Dès les premiers vers je suis entraînée dans un monde de désespoir.
J'ai aimé m'y immerger avec bonheur car votre plume a su y mettre de la beauté. Votre poème ne sombre pas dans le misérabilisme. Une lueur fend l'obscurité pour mettre en lumière le coeur qui bat, et j'aime tellement ce passage :

- "Mais me restait le ciel
Pour éclat de joie
J'admirais les toitures
J'écoutais le silence "

J'aime ce passage car je contemple avec émoi dans une telle clarté les yeux rêveur du narrateur qui lui, contemple le ciel, les toitures. Là l'émotion n'est pas dites elle se ressent fortement.
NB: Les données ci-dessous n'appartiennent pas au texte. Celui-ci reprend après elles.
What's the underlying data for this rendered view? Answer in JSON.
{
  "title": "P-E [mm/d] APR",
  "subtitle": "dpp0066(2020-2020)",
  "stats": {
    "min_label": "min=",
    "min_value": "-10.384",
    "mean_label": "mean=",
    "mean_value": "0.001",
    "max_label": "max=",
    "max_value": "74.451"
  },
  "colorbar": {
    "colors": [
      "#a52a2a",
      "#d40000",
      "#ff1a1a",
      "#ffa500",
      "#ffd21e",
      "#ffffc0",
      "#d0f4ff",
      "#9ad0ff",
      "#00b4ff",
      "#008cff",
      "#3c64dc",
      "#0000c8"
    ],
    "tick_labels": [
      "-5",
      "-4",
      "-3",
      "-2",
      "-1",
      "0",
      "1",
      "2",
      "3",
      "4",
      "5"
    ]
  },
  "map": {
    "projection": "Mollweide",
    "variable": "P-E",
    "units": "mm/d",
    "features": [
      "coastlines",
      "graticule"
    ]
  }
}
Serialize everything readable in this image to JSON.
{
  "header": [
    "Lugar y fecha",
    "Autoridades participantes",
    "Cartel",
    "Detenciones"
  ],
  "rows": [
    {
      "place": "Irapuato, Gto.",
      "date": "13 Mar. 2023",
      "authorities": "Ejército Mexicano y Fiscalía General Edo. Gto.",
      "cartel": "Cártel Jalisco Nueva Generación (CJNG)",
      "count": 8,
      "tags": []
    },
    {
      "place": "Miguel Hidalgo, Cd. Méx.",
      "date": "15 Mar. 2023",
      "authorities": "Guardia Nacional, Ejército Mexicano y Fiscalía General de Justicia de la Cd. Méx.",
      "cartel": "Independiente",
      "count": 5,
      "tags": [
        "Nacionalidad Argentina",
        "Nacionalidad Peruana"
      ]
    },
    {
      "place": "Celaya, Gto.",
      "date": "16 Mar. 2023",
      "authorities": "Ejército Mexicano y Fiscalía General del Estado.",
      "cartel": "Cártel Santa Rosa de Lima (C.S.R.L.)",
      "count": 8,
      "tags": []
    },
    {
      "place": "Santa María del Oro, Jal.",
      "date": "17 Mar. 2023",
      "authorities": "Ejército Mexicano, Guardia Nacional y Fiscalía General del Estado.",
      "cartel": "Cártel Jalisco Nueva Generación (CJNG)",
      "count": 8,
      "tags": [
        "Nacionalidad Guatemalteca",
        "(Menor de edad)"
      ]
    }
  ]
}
Le rythme est alerte, fluide, sans lourdeurs, que de beaux vers

La misère est exprimée avec poésie, puissance, et vie.

   Robot   
11/11/2017
 a aimé ce texte 
Beaucoup
Si la volonté était d'écrire un texte noir et désespérant, c'est réussi. Une écriture fluide et une rédaction efficace pour vous filer le cafard.
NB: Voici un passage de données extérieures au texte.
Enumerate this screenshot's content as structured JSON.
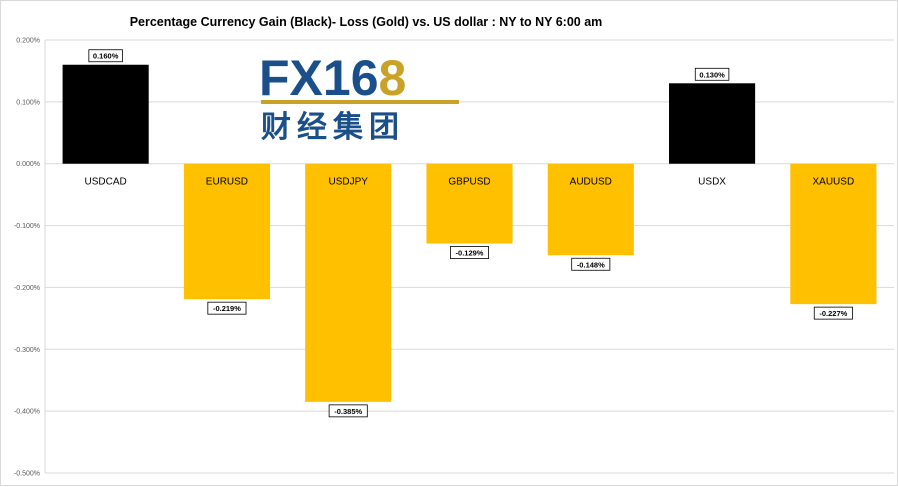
{
  "chart_data": {
    "type": "bar",
    "title": "Percentage Currency  Gain (Black)- Loss (Gold)  vs. US dollar :  NY  to  NY 6:00 am",
    "categories": [
      "USDCAD",
      "EURUSD",
      "USDJPY",
      "GBPUSD",
      "AUDUSD",
      "USDX",
      "XAUUSD"
    ],
    "values": [
      0.16,
      -0.219,
      -0.385,
      -0.129,
      -0.148,
      0.13,
      -0.227
    ],
    "data_labels": [
      "0.160%",
      "-0.219%",
      "-0.385%",
      "-0.129%",
      "-0.148%",
      "0.130%",
      "-0.227%"
    ],
    "ylim": [
      -0.5,
      0.2
    ],
    "yticks": [
      0.2,
      0.1,
      0.0,
      -0.1,
      -0.2,
      -0.3,
      -0.4,
      -0.5
    ],
    "ytick_labels": [
      "0.200%",
      "0.100%",
      "0.000%",
      "-0.100%",
      "-0.200%",
      "-0.300%",
      "-0.400%",
      "-0.500%"
    ],
    "grid": true,
    "colors": {
      "gain": "#000000",
      "loss": "#FFC000",
      "grid": "#d9d9d9"
    }
  },
  "watermark": {
    "brand": "FX168",
    "subtitle": "财经集团",
    "colors": {
      "blue": "#1b4f8a",
      "gold": "#c9a227"
    }
  }
}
Heureusement, j'écoutais en même temps "la flute enchantée" et la reine de la nuit avec ses aigus m'a empêché de sombrer.

   Anonyme   
12/11/2017
 a aimé ce texte 
Beaucoup ↓
Des tourments en ricochet pour ce long poème écrit un peu à la manière des poètes maudits où l'impression romantique des revers de fortune, du malheur, doit l'emporter.
Si le thème est redondant, et contrairement aux rongeurs de la dernière strophe, j'ai trouvé cependant une certaine forme d'élégance dans cette écriture pointant vos disgrâces.
Merci.

   Alcirion   
13/11/2017

   fried   
14/11/2017
 a aimé ce texte 
Beaucoup
Des souvenirs bien noirs et heureusement toujours présent un désir de vie alors l'hermite des toits redescend sur terre.
Ce monde en marge est superbement décris par la poésie.
bravo

   Lylah   
15/11/2017
 a aimé ce texte 
Beaucoup
Un très beau texte qui m'a accrochée dès le départ et que j'ai lu plusieurs fois pour n'en rien perdre.
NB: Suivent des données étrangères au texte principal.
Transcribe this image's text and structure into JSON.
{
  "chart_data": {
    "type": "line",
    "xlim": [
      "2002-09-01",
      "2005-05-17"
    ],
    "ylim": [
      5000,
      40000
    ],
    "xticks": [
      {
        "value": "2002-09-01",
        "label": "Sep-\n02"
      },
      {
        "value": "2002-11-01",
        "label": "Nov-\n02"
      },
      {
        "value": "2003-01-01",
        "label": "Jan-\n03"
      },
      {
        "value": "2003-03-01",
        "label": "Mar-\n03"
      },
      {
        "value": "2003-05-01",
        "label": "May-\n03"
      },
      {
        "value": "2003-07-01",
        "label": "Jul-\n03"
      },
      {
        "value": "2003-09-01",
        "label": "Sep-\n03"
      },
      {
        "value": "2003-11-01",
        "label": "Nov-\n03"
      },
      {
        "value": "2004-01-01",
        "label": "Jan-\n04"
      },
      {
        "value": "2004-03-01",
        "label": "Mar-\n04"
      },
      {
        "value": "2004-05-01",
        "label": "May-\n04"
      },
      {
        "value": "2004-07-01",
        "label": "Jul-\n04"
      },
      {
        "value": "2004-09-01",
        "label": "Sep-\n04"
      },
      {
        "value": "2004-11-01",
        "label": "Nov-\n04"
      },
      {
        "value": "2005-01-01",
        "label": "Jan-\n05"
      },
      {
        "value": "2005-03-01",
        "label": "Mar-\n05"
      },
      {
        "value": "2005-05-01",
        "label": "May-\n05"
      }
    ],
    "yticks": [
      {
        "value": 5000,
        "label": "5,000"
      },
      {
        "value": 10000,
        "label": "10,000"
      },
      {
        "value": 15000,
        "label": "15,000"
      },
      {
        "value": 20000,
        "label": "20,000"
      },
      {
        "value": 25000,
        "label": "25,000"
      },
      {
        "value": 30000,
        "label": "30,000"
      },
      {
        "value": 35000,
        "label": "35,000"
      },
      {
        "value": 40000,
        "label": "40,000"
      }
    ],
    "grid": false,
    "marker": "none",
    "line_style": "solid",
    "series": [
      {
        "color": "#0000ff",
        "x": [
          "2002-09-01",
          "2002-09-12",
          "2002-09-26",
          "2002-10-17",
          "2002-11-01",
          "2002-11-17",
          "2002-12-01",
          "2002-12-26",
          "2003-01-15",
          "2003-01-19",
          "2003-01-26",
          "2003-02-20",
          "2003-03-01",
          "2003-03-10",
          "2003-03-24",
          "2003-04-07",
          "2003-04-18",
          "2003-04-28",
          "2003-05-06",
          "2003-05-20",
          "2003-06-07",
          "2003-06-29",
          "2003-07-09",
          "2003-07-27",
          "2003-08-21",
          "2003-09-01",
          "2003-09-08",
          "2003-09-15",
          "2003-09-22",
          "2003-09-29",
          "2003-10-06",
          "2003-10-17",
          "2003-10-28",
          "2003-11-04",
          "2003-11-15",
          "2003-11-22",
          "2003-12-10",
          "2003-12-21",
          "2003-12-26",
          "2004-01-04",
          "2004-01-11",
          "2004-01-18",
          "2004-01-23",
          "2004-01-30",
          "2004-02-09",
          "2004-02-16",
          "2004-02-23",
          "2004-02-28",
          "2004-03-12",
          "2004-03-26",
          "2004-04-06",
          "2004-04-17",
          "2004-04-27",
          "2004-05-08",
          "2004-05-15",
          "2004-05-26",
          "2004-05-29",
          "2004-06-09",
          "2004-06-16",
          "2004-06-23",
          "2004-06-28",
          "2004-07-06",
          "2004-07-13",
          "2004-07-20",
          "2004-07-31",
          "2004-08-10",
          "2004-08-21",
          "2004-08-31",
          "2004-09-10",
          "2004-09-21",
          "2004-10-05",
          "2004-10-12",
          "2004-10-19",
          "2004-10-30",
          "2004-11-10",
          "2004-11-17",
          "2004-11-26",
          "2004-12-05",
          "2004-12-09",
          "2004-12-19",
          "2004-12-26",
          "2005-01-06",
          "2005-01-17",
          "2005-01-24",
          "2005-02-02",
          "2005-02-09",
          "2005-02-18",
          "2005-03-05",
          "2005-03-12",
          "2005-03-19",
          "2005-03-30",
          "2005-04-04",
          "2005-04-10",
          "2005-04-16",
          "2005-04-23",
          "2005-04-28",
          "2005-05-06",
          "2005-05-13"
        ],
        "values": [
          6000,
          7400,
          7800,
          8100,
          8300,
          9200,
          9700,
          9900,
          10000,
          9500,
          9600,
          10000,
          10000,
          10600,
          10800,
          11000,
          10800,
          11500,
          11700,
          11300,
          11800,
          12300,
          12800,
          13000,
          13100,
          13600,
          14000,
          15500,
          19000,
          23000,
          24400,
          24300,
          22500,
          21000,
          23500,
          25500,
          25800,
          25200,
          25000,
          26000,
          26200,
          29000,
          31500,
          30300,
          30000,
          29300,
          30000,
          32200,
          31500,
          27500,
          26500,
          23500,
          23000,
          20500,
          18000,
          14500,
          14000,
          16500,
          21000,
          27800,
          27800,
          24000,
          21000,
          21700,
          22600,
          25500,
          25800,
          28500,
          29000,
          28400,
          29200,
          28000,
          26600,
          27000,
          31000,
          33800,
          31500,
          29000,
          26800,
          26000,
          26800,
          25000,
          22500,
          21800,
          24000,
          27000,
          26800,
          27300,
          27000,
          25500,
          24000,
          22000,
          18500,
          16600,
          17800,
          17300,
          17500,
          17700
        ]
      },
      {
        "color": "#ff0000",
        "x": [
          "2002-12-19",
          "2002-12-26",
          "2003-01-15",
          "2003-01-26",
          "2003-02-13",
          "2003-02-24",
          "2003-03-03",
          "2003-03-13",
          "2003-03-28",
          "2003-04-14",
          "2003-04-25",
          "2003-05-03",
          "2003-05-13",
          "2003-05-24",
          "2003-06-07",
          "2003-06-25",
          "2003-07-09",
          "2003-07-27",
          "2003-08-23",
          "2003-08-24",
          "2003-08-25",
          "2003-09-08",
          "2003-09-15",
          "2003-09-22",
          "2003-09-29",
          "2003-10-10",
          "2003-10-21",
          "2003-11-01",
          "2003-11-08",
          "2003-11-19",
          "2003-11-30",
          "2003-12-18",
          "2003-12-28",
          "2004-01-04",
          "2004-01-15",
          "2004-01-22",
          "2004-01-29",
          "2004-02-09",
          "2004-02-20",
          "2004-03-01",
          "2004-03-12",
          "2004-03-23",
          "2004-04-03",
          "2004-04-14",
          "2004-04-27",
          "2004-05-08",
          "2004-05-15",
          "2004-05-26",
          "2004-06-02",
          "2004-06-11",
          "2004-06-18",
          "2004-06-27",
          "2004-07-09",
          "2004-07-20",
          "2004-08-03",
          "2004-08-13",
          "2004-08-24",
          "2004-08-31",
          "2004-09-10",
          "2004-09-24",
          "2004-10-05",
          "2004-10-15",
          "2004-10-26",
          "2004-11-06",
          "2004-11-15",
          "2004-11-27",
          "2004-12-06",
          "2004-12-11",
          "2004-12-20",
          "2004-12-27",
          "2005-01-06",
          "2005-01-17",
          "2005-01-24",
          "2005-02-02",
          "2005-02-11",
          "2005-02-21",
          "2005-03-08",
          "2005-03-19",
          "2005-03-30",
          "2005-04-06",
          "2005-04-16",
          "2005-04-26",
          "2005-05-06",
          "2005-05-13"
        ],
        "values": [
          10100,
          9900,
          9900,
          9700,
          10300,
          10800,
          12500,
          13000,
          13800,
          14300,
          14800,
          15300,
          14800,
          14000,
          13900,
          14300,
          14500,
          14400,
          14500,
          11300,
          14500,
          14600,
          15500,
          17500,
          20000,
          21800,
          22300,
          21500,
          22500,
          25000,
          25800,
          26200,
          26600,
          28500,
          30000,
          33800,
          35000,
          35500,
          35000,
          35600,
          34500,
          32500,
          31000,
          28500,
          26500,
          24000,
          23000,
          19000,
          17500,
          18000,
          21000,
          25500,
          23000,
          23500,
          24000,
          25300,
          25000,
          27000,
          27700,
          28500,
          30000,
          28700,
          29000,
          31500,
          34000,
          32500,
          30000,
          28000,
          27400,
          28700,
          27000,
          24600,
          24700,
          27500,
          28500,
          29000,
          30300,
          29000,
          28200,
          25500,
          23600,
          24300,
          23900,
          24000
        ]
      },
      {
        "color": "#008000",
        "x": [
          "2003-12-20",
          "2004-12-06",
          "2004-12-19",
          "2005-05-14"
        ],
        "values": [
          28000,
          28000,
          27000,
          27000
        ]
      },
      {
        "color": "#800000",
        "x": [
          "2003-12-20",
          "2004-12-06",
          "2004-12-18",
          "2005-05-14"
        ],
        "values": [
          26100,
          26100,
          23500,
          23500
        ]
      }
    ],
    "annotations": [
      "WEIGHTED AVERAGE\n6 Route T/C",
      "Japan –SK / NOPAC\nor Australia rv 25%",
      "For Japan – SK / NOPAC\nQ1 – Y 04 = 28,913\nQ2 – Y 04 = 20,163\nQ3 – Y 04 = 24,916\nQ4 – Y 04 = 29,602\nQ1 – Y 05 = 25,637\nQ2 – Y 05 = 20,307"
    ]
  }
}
Toutefois, je me demande si je ne l'aurais pas encore plus apprécié sous forme de poésie en prose. Les phrases en auraient, à mon sens, gagné encore en rythmé et en puissance évocatrice.
Mais ce n'est qu'un avis !

   Lariviere   
25/11/2017
 a aimé ce texte 
Bien ↑
Bonjour Alcirion,

"Ce qui jadis coulait de noir" est un texte que j'ai apprécié.

Sur le fond, je trouve que le propos "philosophique" fonctionne grâce à une certaine "force de la pensée", que renforce le ton désabusé ainsi que les évocations, qu'elles soient métaphores ou comparaisons. Sur cette idée du propos, j'ai aimé la construction, qui permet d'avoir à la lecture un rythme entraînant, alternant des vers parfois très fluides et musicaux et parfois des vers très court, à la limite du rejet, ce qui me semble bien convenir à l'expression de la thématique principale et là encore, son ton nostalgique et désenchanté, mais aussi un ton "affirmé", qui sait être sobre ou plus lyrique, selon les passages. La troisième et l'avant dernière strophes illustrent bien d'après moi cette réussite entre fond et forme, qui aboutie à un texte d'une force (tranquille) déconcertante dans le souffle qui se dégage ainsi de la lecture, qu'elle soit intérieure ou à haute voix... Les images sont plutôt intéressantes, à la fois singulières et impactantes, poétiques bien sur ; mais plus dans la percussion du propos par son style direct et épuré que dans la grandiloquence des "impressions"... Ainsi, elles accentuent l'intérêt au "déroulé agréable" de lecture et permet d'appréhender le discours de façon originale et cohérente sur le fond.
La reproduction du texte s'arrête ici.